‘Chasing UFOs’ Tries Very Hard to Make Something Out of Very Little

Chasing UFOs is being promoted as a high tech investigation into unidentified objects in the skies. But — as sometimes happens with such investigations — it tries very hard to make something out of very little.

The eight-part series follows a team of investigators as they follow up on UFO sightings and alien abduction stories around the United States. For the show’s purposes, apparently, open-minded skeptics Erin Ryder and Ben McGee, and UFOlogist James Fox are disinclined to debunk stories outright. As a result, Chasing UFOs is notable for its mostly straight-faced attempts to cover up a lack of substance, and its unintentional humor. It also runs the risk of feeding paranoia amongst the townspeople that the team interview, if only in a way in which most of the eyewitnesses provide good humored, but largely tongue in cheek accounts of their ‘sightings’ that indicate a deeper mistrust of government activities.

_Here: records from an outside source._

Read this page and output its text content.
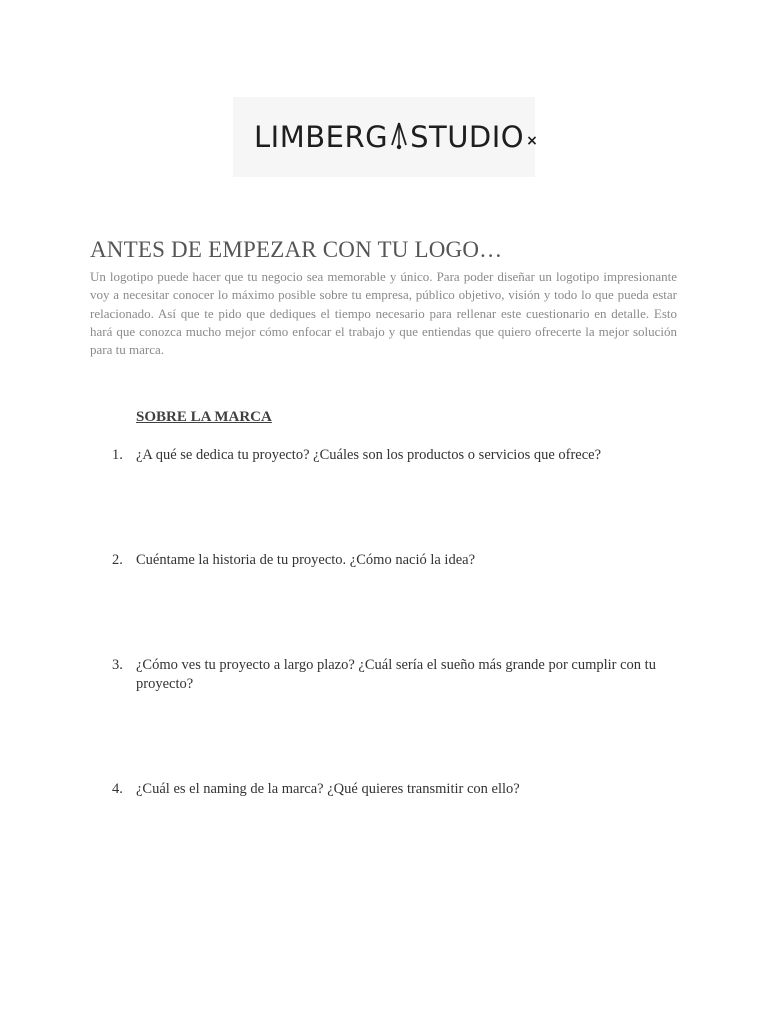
LIMBERG STUDIO ×
ANTES DE EMPEZAR CON TU LOGO…

Un logotipo puede hacer que tu negocio sea memorable y único. Para poder diseñar un logotipo impresionante voy a necesitar conocer lo máximo posible sobre tu empresa, público objetivo, visión y todo lo que pueda estar relacionado. Así que te pido que dediques el tiempo necesario para rellenar este cuestionario en detalle. Esto hará que conozca mucho mejor cómo enfocar el trabajo y que entiendas que quiero ofrecerte la mejor solución para tu marca.

SOBRE LA MARCA
1. ¿A qué se dedica tu proyecto? ¿Cuáles son los productos o servicios que ofrece?
2. Cuéntame la historia de tu proyecto. ¿Cómo nació la idea?
3. ¿Cómo ves tu proyecto a largo plazo? ¿Cuál sería el sueño más grande por cumplir con tu proyecto?
4. ¿Cuál es el naming de la marca? ¿Qué quieres transmitir con ello?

Premiering on 29 June, Chasing UFOs joins a lineup of shows on the National Geographic Channel that hover somewhere between taking an earnest look at unusual phenomena and making mild fun of marginal American subcultures. Like Alaska State Troopers and Doomsday Preppers, it mixes procedural logics with offbeat interviews and far-flung destinations. In its own quasi-scientific way, Chasing UFOs both confirms the obvious and insists on its subject’s significance.

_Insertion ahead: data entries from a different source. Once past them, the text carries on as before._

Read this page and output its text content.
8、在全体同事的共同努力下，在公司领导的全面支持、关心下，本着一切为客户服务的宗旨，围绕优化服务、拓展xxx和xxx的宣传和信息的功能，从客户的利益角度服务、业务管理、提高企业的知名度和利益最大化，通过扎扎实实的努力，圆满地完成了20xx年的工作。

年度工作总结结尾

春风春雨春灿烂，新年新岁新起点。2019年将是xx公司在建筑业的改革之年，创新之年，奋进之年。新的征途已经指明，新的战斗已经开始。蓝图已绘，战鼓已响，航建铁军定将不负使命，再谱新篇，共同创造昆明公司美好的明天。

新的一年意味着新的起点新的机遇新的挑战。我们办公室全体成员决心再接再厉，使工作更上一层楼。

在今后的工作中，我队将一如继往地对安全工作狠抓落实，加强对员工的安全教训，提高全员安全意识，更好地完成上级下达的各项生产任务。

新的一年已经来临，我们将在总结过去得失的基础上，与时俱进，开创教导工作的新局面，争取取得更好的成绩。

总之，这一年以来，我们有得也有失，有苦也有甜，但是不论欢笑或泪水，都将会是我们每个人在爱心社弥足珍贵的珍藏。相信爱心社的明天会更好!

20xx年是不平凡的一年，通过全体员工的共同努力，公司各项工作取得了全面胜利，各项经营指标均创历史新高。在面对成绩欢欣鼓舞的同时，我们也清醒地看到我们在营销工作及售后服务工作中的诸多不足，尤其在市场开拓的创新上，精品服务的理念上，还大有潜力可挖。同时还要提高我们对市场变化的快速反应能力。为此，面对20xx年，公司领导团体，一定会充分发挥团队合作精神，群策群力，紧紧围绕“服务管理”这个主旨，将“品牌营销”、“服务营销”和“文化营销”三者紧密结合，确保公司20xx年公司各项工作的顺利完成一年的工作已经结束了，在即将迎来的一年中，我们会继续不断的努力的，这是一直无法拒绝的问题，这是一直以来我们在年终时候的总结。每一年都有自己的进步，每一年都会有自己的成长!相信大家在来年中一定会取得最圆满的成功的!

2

Just so, two early episodes of Chasing UFOs focus on repeat sightings of objects in the sky. In Fresno, California, local people report seeing strange lights over a nearby airbase, while in the Texas towns of Stephenville and Dublin, multiple eyewitnesses claim to have seen triangular lights passing over town. Some witnesses claim to have been physically affected by the UFOs, others link their sightings to a large-scale military cover-up. Ryder, McGee, and Fox collect the statements and stake out sighting areas, which means they set up cameras to monitor any physical effects of the sightings they mean to have.

To increase our anticipation, the program here offers a rapidly edited combination of landscapes, UFO sighting reconstructions, and eyewitness videos. The chasers have their own ways to up the dramatic ante, making use of Geiger counters and night vision goggles for reconnaissance missions, and describe themselves with official job titles like “Tech and Recon.” It’s hard not to raise an eyebrow the first time you see such labels, and indeed, any sense of militaristic urgency they insinuate is soon dissipated.

Such dissipation is due partly to the show’s rather disappointing lack of evidence and partly to Fox’s unflappable stated belief in UFOs, regardless of the possibility of more mundane explanations, say, low-flying aircraft. Ryder is at least prepared to describe herself as a “skebeliever,” and McGee keeps tightlipped through early segments, before he repeatedly provides the most rational explanation. The show seems Fox’s passionate belief — usually aligned with that of a witness — is repeatedly contrasted by the downright silliness of the so-called investigations. Herein, the team scrambles around at night over mountainsides, down into ravines and through the woods, all the while filming with their night vision cameras: they generally end up scaring each other.

These sections are the most amusing parts of the show because the team strains so visibly to conjure suspense — as when McGee and Ryder scale a rock face or Fox becomes worried that he is being pursued by a pack of wild hogs. The mystery of the hogs is one that’s left unresolved, but serves to demonstrate how much the show consists of the chasers doing very little chasing. They do, however, sneak around old government bases and remark that their NV cameras remind them of The Blair Witch Project.

Apart from this occasional hilarity, Chasing UFOs does give voice to some interviewees’ suspicions that they’re being followed by the government; as one local UFOlogist puts it, “I believe that I’m getting very close” to proving that his work is being monitored by the military. If nothing else, the show reminds us that some communities see shadowy earthly forces and government surveillance as likely occurrences. The show doesn’t question this casual paranoia overtly, and sometimes actively encourages it, turning its cameras on town hall meetings and interviews. More often than not, Chasing UFOs appears to be “chasing” the slim possibility that its mysteries have even the slightest basis in fact.